Stocks, Bonds, IRAs, Mutual Funds

  • Name and number
  • Purchase price
  • Face and market value
  • Current Total

Certificates of Deposit

  • Maturity date
  • Face amount
  • C.D. location
  • Interest

Business Assets

If you or your spouse own or share a business, you must divide those assets too.

Types of businesses and involved assets can include:

  • Sole proprietorships
  • Partnerships
  • Professional practice
  • Professional degree
  • Creditors
  • Education
  • Patents, copyrights and trademarks

As you should know by now, the more detail you have the better.

Some business information to have handy is as follows:

  • Acquisition date
  • Business name
  • Business start date
  • Is it incorporated?
  • Shares owned (if public)
  • Number of employees
  • Business net worth
  • Last tax year and quarter profit/loss
  • Business books location

Personal Property

While the big-ticket items such as real estate, financial and business assets are a major point of contention for some, for others it comes down to the personal, and more sentimental items.

Here are some commonly disputed personal property assets:

  • Furniture and Appliances
  • Tools
  • Sports Equipment
  • Art
  • Collectibles
  • Antiques
  • China
  • Home decorations
  • Firearms
  • Computers
  • Jewelry
  • Clothing
  • Motor vehicles
  • Boats

Separate Property

When it comes to your divorce list of assets, separate property is property owned prior to marriage or after divorce is filed.

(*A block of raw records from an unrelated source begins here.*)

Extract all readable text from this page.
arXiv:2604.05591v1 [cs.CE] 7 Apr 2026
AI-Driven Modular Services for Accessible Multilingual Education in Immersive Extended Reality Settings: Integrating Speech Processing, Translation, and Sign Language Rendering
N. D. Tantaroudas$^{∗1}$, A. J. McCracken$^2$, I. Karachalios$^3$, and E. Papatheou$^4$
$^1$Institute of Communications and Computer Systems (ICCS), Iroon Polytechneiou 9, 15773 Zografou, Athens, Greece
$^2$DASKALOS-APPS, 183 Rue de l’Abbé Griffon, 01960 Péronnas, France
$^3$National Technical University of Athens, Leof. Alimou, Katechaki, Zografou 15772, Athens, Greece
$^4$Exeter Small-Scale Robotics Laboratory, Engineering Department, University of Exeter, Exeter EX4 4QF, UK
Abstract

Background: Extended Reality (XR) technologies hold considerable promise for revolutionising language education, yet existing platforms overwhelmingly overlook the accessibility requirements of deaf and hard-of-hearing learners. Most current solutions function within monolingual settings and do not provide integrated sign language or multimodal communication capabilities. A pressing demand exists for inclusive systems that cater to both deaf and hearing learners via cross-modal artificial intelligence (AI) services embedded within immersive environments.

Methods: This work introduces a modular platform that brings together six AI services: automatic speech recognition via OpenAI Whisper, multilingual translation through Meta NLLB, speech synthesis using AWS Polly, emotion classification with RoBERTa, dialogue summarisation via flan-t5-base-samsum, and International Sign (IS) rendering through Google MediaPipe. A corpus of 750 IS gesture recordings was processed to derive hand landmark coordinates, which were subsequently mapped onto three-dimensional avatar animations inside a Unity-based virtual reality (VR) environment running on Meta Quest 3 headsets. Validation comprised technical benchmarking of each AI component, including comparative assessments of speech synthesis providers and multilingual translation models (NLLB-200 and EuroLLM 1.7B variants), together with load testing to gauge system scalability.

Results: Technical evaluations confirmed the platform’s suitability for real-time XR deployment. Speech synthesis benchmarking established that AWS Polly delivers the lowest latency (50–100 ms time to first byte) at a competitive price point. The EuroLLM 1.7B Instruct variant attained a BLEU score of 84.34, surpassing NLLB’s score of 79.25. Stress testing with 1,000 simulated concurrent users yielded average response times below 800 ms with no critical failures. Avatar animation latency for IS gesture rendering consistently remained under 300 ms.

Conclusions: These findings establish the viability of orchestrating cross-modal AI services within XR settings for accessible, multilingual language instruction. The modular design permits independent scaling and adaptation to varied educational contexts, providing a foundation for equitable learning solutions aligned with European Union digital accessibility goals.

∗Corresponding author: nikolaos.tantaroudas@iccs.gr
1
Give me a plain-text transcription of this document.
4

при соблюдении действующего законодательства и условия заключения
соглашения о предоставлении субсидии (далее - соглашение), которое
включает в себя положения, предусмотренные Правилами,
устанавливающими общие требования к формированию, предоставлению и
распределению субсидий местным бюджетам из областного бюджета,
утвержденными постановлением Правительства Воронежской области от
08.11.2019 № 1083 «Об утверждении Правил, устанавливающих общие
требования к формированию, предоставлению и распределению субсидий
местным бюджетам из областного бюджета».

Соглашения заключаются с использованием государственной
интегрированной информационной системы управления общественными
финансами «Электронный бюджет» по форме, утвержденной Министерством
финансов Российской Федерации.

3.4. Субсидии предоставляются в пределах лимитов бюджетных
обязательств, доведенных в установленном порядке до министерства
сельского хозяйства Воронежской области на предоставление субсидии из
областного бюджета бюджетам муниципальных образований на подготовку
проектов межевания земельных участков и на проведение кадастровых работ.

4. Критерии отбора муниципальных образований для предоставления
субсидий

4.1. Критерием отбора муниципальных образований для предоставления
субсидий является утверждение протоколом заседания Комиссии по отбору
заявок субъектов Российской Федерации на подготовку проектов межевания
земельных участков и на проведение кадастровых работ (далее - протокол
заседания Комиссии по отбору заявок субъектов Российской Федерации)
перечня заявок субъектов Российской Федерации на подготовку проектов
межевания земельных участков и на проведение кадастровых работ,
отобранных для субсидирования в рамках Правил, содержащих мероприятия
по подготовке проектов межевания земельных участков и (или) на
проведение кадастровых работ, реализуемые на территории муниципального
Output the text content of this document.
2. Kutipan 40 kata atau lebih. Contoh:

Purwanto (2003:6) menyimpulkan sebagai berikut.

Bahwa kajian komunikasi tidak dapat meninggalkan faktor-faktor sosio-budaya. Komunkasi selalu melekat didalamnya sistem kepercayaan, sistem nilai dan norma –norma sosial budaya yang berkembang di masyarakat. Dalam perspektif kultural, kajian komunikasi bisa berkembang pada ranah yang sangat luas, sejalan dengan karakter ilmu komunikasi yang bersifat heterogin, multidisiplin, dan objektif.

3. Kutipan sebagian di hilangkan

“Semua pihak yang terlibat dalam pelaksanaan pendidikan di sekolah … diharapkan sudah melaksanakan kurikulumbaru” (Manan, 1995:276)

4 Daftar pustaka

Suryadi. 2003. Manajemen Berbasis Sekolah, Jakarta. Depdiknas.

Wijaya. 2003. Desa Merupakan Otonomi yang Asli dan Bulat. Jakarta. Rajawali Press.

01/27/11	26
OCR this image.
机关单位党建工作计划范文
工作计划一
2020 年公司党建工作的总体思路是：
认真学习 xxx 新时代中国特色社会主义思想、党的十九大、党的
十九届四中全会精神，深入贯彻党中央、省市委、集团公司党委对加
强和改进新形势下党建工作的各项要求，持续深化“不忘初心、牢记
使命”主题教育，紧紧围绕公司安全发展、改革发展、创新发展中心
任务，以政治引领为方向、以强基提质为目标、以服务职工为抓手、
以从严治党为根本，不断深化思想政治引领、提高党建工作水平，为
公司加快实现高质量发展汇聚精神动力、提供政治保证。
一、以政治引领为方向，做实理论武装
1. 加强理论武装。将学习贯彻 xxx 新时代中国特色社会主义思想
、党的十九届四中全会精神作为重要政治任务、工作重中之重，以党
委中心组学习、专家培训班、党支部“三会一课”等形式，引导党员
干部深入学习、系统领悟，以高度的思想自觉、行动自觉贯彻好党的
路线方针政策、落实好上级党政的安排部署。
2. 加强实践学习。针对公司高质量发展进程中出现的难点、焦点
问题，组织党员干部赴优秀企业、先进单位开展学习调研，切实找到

While there are a lot of grey areas in these cases, separate property can include:

  • Gifts received from anyone (except the spouse) during the marriage or an inheritance
  • Income received from separate property
  • Property and debts designed as separate in a legal contract
  • Personal injury awards


As you can now see, there are many factors to consider when going through a divorce.

With so many shared assets, this can be one of the most difficult components of a divorce.

It is our goal to minimize the stress and uncertainty by keeping our clients informed about their case as well as the entire divorce process.

That’s why we put together the above divorce list of assets to help guide you through the process.

We believe it is important for our clients to understand what to expect.